The Productivity Commission position paper was hailed in the Murdoch and financial press, ahead of an expected Abbott government decision in April to cut off all or most subsidies to the car industry. It was taken as a sign that the most forceful advocates of “free market” economic restructuring and austerity measures against the working class dominate within Abbott’s cabinet. The paper was released just after the government said it would reject a subsidy request by the SPC fruit cannery, which is threatened with closure (see: “Australian government refuses assistance to SPC fruit cannery”).

The Australian Financial Review editorial yesterday hailed Abbott for opposing so-called “over-generous union wage deals” at both SPC and Toyota, adding that “the government needs to press ahead with reforms—including to the tax system and workplace regulation—that will remove barriers to businesses adjusting to the structural pressures that inevitably will continue.”

The newspaper today published a further comment by Ben Potter praising Treasurer Joe Hockey’s statement that “the age of ­entitlement is over; the age of personal responsibility has begun.” Hockey intends to use the government’s refusal of some corporate subsidy requests to justify a sweeping assault on welfare payments, social services, and public infrastructure spending.
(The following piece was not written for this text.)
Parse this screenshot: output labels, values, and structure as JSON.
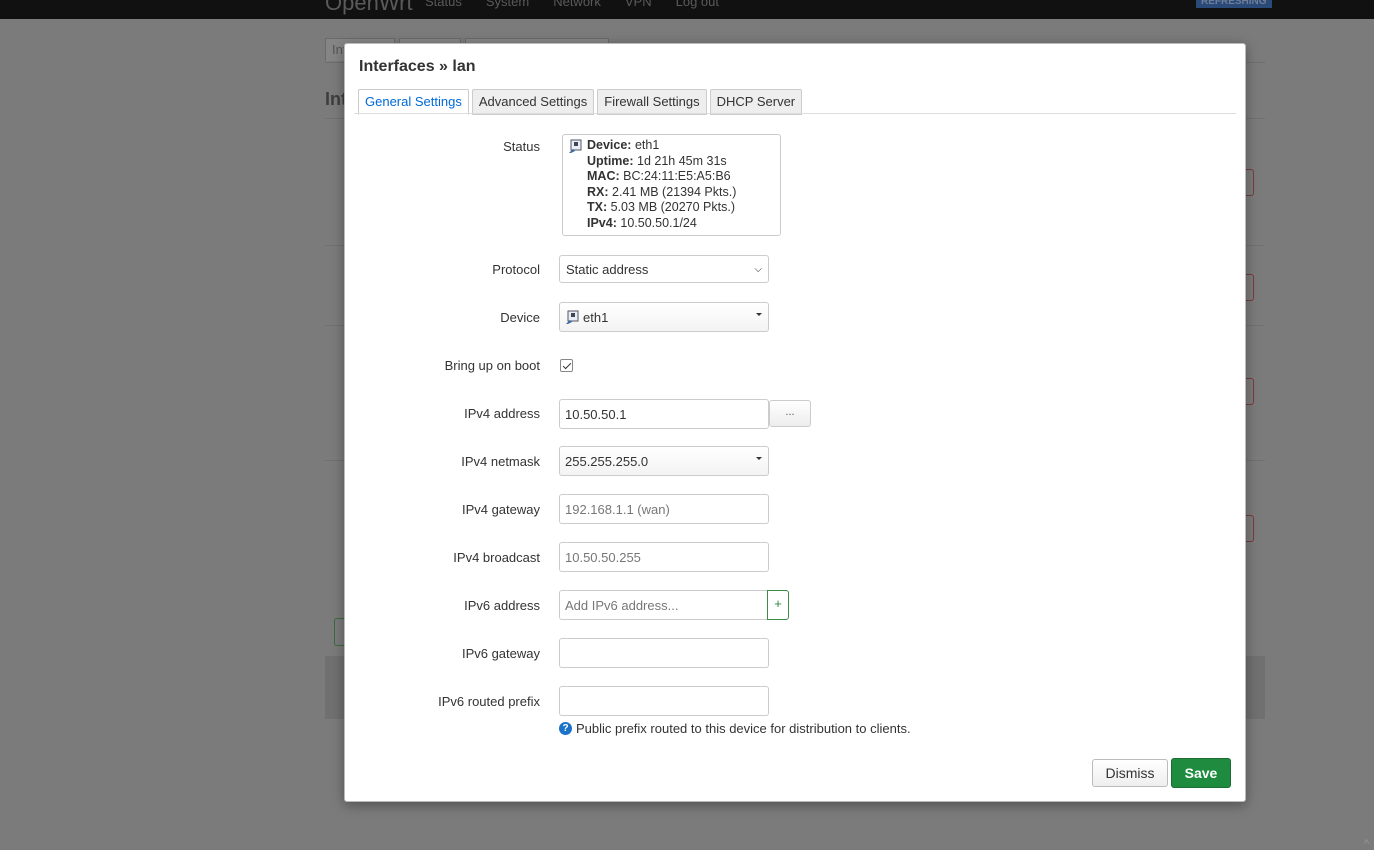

While he was opposition shadow treasurer, Hockey made a major speech demanding the abolition of the welfare state under the banner of ending the “age of entitlement.”

The Financial Review ’s Ben Potter continued that the Productivity Commission’s latest report “provides more ammunition for the Abbott government’s hardening stance against a protected, high-wage, high-cost culture that has afflicted Australian industry since World War II and has reached a crunch point in the face of low growth, falling commodity prices and a high dollar.”

Some sections of the ruling elite are concerned over the implications of destroying the country’s car industry, while being in complete agreement on the need to slash auto workers’ wages and conditions.

The Age newspaper, which is published in Victoria where much of the Australian car industry is located, today published a comment by historian John Hirst denouncing the position paper. “It never crosses the mind of the Productivity Commission that there might be an occasion when we need car factories to turn out military vehicles,” he declared. “The free-trade world of which Australia is the most enthusiastic supporter may bring in the thousand years of peace. But it may not. We are no longer to make cars, soon we will not service planes, we will lose our national airline, we are not to refine petrol. The dangers to which this exposes us are beyond the computations of the Productivity Commission.”

The same rationale, that car industry subsidies are necessary for Australian imperialism’s military production capacity, was advanced by the former Labor government when it developed its industry plans. The trade unions have similarly demanded that army and navy production be expanded to provide employment for former Holden and Ford workers when production ceases as scheduled, with the unions again ensuring there is no opposition from workers to the plant closures.

The AMWU responded to the Productivity Commission’s report by again appealing to Toyota to work more closely in cutting labour costs. The union’s national secretary Paul Bastian declared that “the solution to Toyota’s productivity concerns would not be decided in court but when the company decided to sit down with the AMWU and be transparent about its plans and all the cost factors of its Australian operations.”

Bastian complained that unlike GM Holden, Toyota was refusing an “independent review of its business plan” and would not commit to new investments at its Altona plant if the union helped ram through a Holden-style wage-cutting deal. This underscores the union’s willingness to enforcing the company’s diktats against its workforce, provided that its services are duly recognised by executives and sham promises of “job security” are made to assist it to overcome resistance among workers.